Security Scene: September 2021 Edition
By Adair Thaxton, Internet2 Cyberinfrastructure Security Engineer
Estimated reading time: 2 minutes
Happy September! The trees are starting to turn, and I’m anxiously awaiting the cooler weather. I hope everything is settling down with the new school year!
Anvil published an article about how a malicious DHCP server in the WAN can take advantage of “smart” routers and be used to exfiltrate data from the LAN. They can use this setup to create a denial-of-service attack, exfiltrate data, or perform a man-in-the-middle attack. Attacks they conducted included more specific subnets and using DHCP Options to set static routes or change the default gateway of the “smart” router. Examples of theoretically vulnerable devices include site-to-site VPNs, DVR systems for cameras, HTTP services enabled on routers, and embedded devices. Anvil suggests several mitigations for this—one of which is, of course, filtering based on BCP38/84 recommendations!
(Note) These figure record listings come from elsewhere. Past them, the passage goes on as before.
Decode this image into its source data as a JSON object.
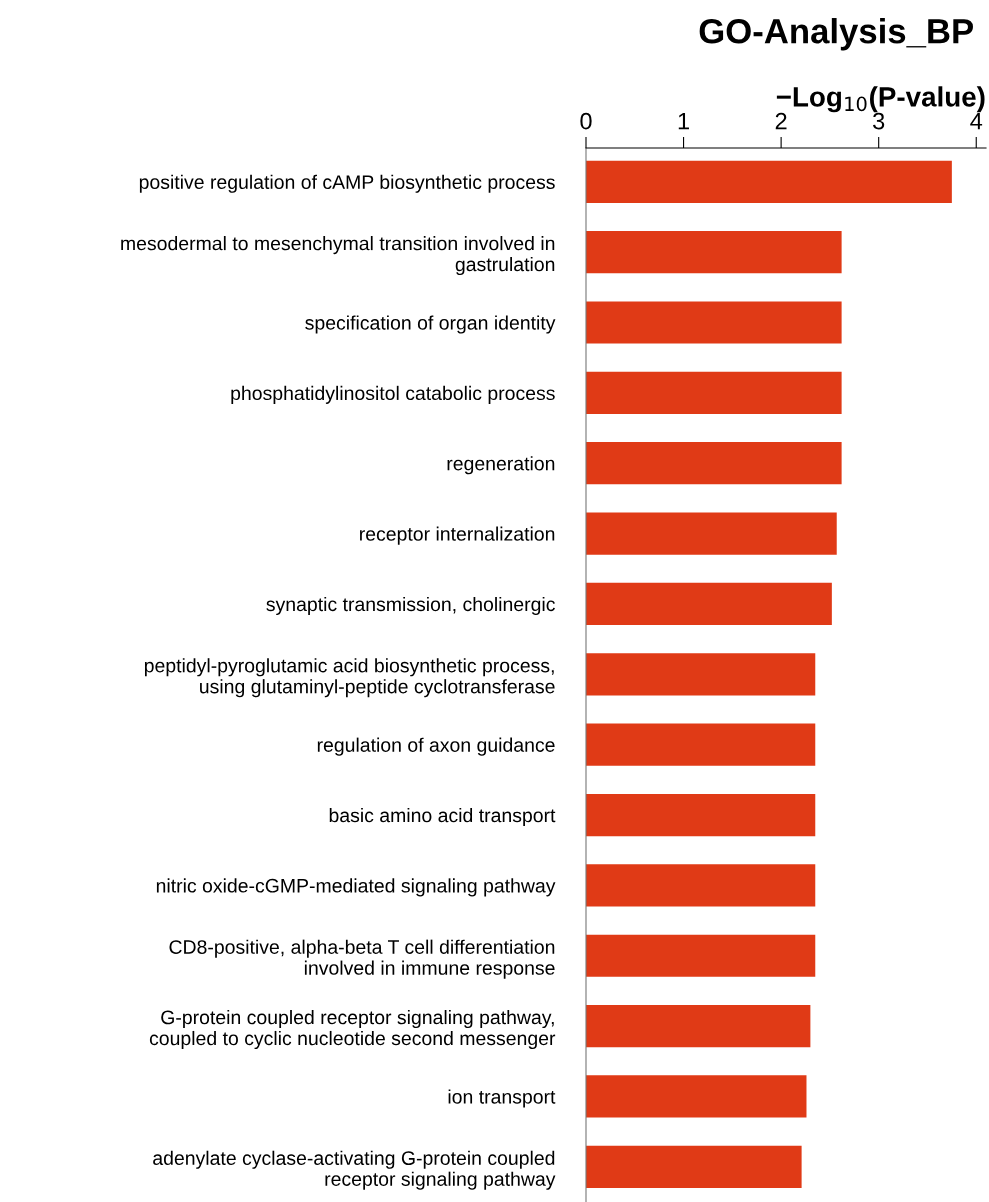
{
  "chart_data": {
    "type": "bar",
    "orientation": "horizontal",
    "title": "GO-Analysis_BP",
    "xlabel": "−Log$_{10}$(P-value)",
    "categories": [
      "positive regulation of cAMP biosynthetic process",
      "mesodermal to mesenchymal transition involved in\ngastrulation",
      "specification of organ identity",
      "phosphatidylinositol catabolic process",
      "regeneration",
      "receptor internalization",
      "synaptic transmission, cholinergic",
      "peptidyl-pyroglutamic acid biosynthetic process,\nusing glutaminyl-peptide cyclotransferase",
      "regulation of axon guidance",
      "basic amino acid transport",
      "nitric oxide-cGMP-mediated signaling pathway",
      "CD8-positive, alpha-beta T cell differentiation\ninvolved in immune response",
      "G-protein coupled receptor signaling pathway,\ncoupled to cyclic nucleotide second messenger",
      "ion transport",
      "adenylate cyclase-activating G-protein coupled\nreceptor signaling pathway"
    ],
    "values": [
      3.75,
      2.62,
      2.62,
      2.62,
      2.62,
      2.57,
      2.52,
      2.35,
      2.35,
      2.35,
      2.35,
      2.35,
      2.3,
      2.26,
      2.21
    ],
    "color": "#e03a16",
    "xlim": [
      0,
      4.1
    ],
    "xticks": [
      0,
      1,
      2,
      3,
      4
    ],
    "grid": false,
    "legend": false
  }
}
Yandex recently defended itself against the biggest botnet attack ever at 22 million requests per second. They had seen increasingly large attacks in the month preceding this one from a new botnet dubbed Mēris. The Mēris botnet was also responsible for the previously biggest-ever botnet attack, which was against Cloudflare in July.
The MANRS organization has a nice article on using Linux shell tools to analyze MRT dumps. The article focuses on the “bgpgrep” tool that is part of the suite, comparing it to “bgpscanner” and “bgpdump” with added capabilities. It looks like a really interesting approach to forensic BGP analysis in a more flexible and accessible way.